Die ersten Christinnen und Christen hatten auch Angst vor der Reaktion ihrer Umwelt. Der Heilige Geist gab ihnen Mut. Diese lebensspendende Macht Gottes ist noch heute am Werk, wenn Menschen mit anderen teilen, was sie in ihrem Herz bewegt und wo sie von Gott berührt wurden.

 

 

Montag, 24.5.2010

In manchen Kirchen gab es früher ein Heilig-Geist-Loch in der Decke, durch das zu Pfingsten, dem Fest des Heiligen Geistes, eine Taube aus Holz in das Kircheninnere hinuntergelassen wurde. So wurde bildlich dargestellt, dass die Kraft Gottes, die Christen den Heiligen Geist nennen, zu uns Menschen gekommen ist, um uns zu beleben.

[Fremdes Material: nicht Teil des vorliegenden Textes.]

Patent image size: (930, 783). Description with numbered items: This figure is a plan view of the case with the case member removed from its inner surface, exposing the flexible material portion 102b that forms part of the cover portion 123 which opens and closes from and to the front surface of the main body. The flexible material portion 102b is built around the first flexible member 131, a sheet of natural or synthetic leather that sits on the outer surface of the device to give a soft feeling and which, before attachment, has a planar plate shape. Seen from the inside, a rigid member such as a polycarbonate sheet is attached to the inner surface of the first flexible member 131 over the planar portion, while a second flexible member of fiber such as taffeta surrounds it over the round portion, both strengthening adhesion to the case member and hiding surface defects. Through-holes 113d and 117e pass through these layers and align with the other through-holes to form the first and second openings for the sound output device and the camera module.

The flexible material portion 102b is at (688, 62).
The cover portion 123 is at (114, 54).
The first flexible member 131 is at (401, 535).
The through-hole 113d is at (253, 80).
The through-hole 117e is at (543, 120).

Ich wünsch mir manchmal so ein Heilig-Geist-Loch nicht nur in Kirchen, sondern in Besprechungsräumen und Büros und Wohnzimmern. Überall dort, wo das Gespräch stockt, wo das Geschehen geistlos wird, wo es kein Verständnis füreinander gibt. Wäre das nicht wunderbar, wenn in solchen toten Momenten eine Taube von der Decke schweben und daran erinnern würde, dass Gott uns Menschen und unser Zusammensein lebendig und beweglich und geistvoll machen will und dass es in jeder und jedem von uns einen Landeplatz für diesen belebenden Geist Gottes gibt? Nach biblischem Bericht ist es diese Geistkraft, die Menschen hilft, einander gut zu verstehen.

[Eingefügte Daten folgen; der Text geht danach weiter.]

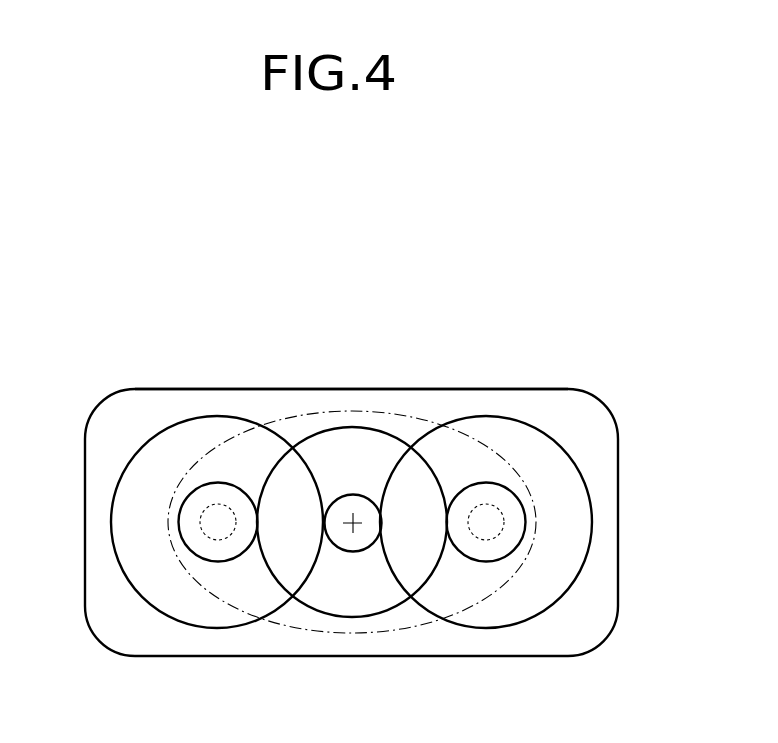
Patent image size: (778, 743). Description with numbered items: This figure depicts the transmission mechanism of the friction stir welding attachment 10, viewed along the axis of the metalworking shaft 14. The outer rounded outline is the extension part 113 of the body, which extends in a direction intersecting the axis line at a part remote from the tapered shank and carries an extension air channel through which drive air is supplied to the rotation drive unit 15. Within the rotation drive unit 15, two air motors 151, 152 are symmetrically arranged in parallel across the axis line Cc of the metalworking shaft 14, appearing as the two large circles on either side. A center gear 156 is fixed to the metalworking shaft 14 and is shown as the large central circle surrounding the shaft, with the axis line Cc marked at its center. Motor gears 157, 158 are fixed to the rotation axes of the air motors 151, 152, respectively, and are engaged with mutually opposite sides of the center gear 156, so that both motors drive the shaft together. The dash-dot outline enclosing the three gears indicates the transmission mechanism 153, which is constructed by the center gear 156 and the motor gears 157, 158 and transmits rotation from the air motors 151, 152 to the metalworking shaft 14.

The device 10 is at (78, 313).
The rotation drive unit 15 is at (583, 439).
The extension part 113 is at (334, 388).
The transmission mechanism 153 is at (404, 417).
The air motor 151 is at (198, 432).
The air motor 152 is at (497, 432).
The center gear 156 is at (323, 587).
The motor gear 157 is at (205, 543).
The motor gear 158 is at (498, 543).
The metalworking shaft 14 is at (347, 542).
The axis line Cc is at (354, 526).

Christinnen und Christen glauben, dass Heiliger Geist sozusagen ihr inneres göttliches Prinzip, ihr Lebensatem ist. Von daher könnten eigentlich sie selbst so etwas wie Heilig-Geist-Löcher in unserem Alltag sein: Menschen, durch die diese lebensspendende Kraft Gottes in unserem Alltag wirksam wird und die sich und anderen diese Kraft bewusst machen. Vielleicht könnte manches totgelaufene Gespräch und manche verfahrene Situation so wieder neu belebt werden. Auch das wäre Mission.

 

 

Dienstag, 25.5.2010

Eine Freundin kommt zu mir. Sie hat Probleme mit ihrem Mann. Ein Kollege plagt sich mit der Frage, ob er in diesem Job bleiben soll. Meine Nichte überlegt, welche Ausbildung für sie die Richtige ist. Immer wieder werde ich gefragt: Was sagst Du dazu? Was soll ich machen?

Gut zu beraten, ist nicht immer einfach. Die Versuchung ist groß, dem anderen das überzustülpen, was mir gerade einfällt. Oder mich darauf zurückzuziehen, dass ich doch nicht wissen kann, was für sie gut ist. Gewiss, die Entscheidung bleibt dem oder der Betroffenen selbst, doch als Mitmensch und erst recht als Christin kann ich Rat geben.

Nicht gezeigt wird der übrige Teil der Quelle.